Рыбину от пинка унесло по льду, словно крупную льдинку. Ударившись об угол, она крутнулась, с хрустом обломился плавник. Кадфаэль перекрестился, а Смит заметил озадаченно:
– Это что же… Никто не поднимался?
– А здесь нет дороги вверх, – пояснил Кадфаэль. – Это мы, как сумасшедшие… Обычно поднимаются либо правее, чтобы выйти к Западному Перевалу, либо левее – к Восточному. Нам к Восточному, оттуда ближе к порту.
Я подумал, сказал со вздохом:
– А мне лучше Западный.
– Сам Западный ближе, – заметил Смит, – но потом до порта три дня скакать. Впрочем, на вашем коне…
Он нагнулся, рассматривал диковинную рыбу, чем– то похожую на сома, только усы подлиннее, а один и вовсе на середине лба, что поставило Смита в тупик, а для меня это сигнал, что рыба привыкла зарываться в ил, выставляя кончик уса, а когда какая глупая рыба принимала его за червяка и хватала, то сама оказывалась в пасти.
Промороженная, рыба выглядит почти прозрачной, потому Смит и всматривается с таким интересом, уж он за всю жизнь и оленей наразделывал, и рыб напотрошил на три учебника анатомии.
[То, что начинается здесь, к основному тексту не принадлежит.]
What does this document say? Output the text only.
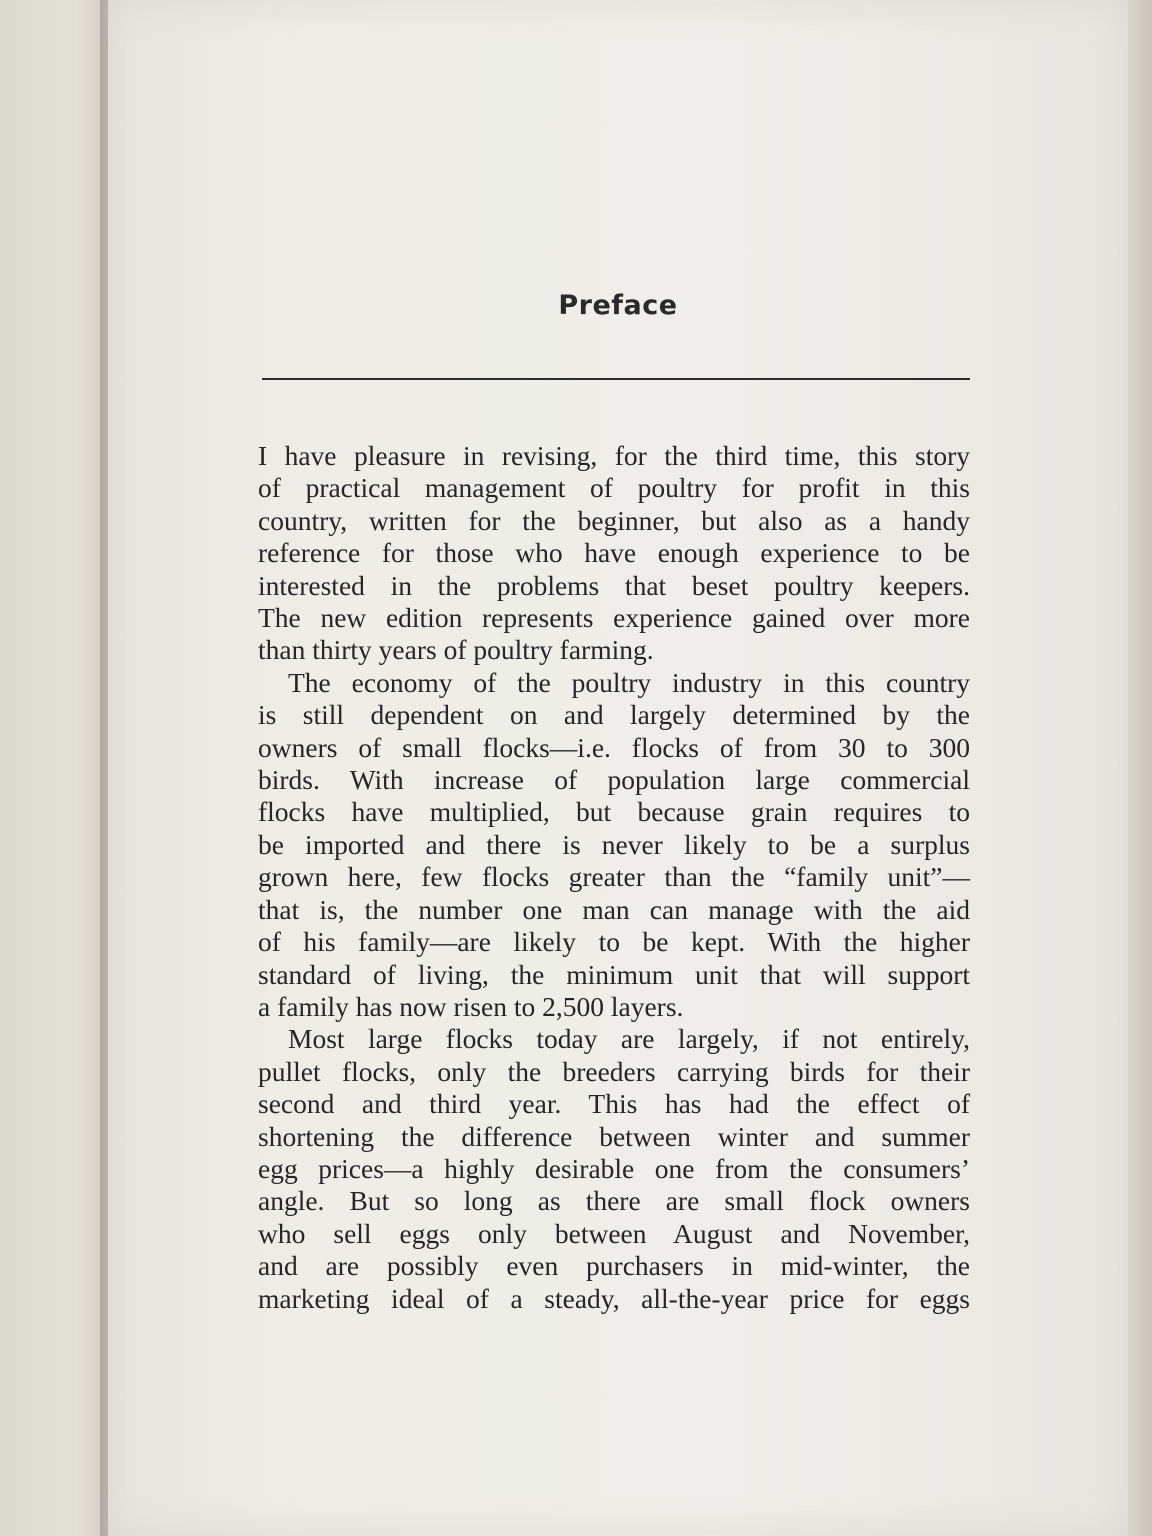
Preface
I have pleasure in revising, for the third time, this story
of practical management of poultry for profit in this
country, written for the beginner, but also as a handy
reference for those who have enough experience to be
interested in the problems that beset poultry keepers.
The new edition represents experience gained over more
than thirty years of poultry farming.
The economy of the poultry industry in this country
is still dependent on and largely determined by the
owners of small flocks—i.e. flocks of from 30 to 300
birds. With increase of population large commercial
flocks have multiplied, but because grain requires to
be imported and there is never likely to be a surplus
grown here, few flocks greater than the “family unit”—
that is, the number one man can manage with the aid
of his family—are likely to be kept. With the higher
standard of living, the minimum unit that will support
a family has now risen to 2,500 layers.
Most large flocks today are largely, if not entirely,
pullet flocks, only the breeders carrying birds for their
second and third year. This has had the effect of
shortening the difference between winter and summer
egg prices—a highly desirable one from the consumers’
angle. But so long as there are small flock owners
who sell eggs only between August and November,
and are possibly even purchasers in mid-winter, the
marketing ideal of a steady, all-the-year price for eggs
И сразу видит, что это рыба не та, к каким привык, но в то же время – простая рыба, а не какая-то волшебная. Вся как из перламутрово-прозрачных чешуек, по бокам диковинный узор, красивый, как спинной гребень дракона, еще один поменьше ближе к хвосту, да и сам хвост роскошный, дивный, странная такая избыточность красоты, ведь кому ею любоваться?..
Пес остановился далеко впереди, машет хвостом. Кадфаэль всмотрелся, воскликнул с апостольской благодарностью:
– Господь привел нас к королевской дороге!
– Мог бы и раньше, – проворчал Смит. Усы печально опустились, он с тоской смотрел на сверкающую льдом стену, похожую на поставленное стоймя плато. – Или дорогу бы опустил ниже…
– Потому и уцелела, – ответил Кадфаэль серьезно, – что в камне, а не протоптана в земле… Сэр Ричард!
Пес напрыгнул, пытаясь столкнуть Зайчика, тот попер корпусом, как бык, попытался хватануть его страшной пастью, Пес отскочил, копыта застучали по каменной плите, что уходит в бесконечность.
Воздух свеж, слишком прохладен для жаркого летнего дня, но мы на высоте почти в милю от пробитых в земле колей далеко внизу. Дорогу можно называть даже императорской: ровная, широкая, тянется вдаль и теряется в туманной синеве.
Послышалось тяжелое сопение и надсадное дыхание, мул Кадфаэля и конь сэра Смита кое-как вскарабкались по осыпающейся гальке. Кадфаэль сложил ладони и вознес горячую молитву, а у сэра Смита снова поднялись усы. Он подбоченился и гордо оглянулся.
– Наконец-то!
– Впереди долгий путь, – напомнил Кадфаэль.
Я повернул голову, дорога уходит вправо и влево, ровная и бесконечная, врезанная в стену. Печаль стиснула мое сердце. Я повернулся к друзьям, оба умолкли, лица очень серьезные.
– Мне направо, – сказал я. – Там Западный Перевал.
Смит сказал бодро:
– Сэр Ричард, на Юг быстрее через Восточный.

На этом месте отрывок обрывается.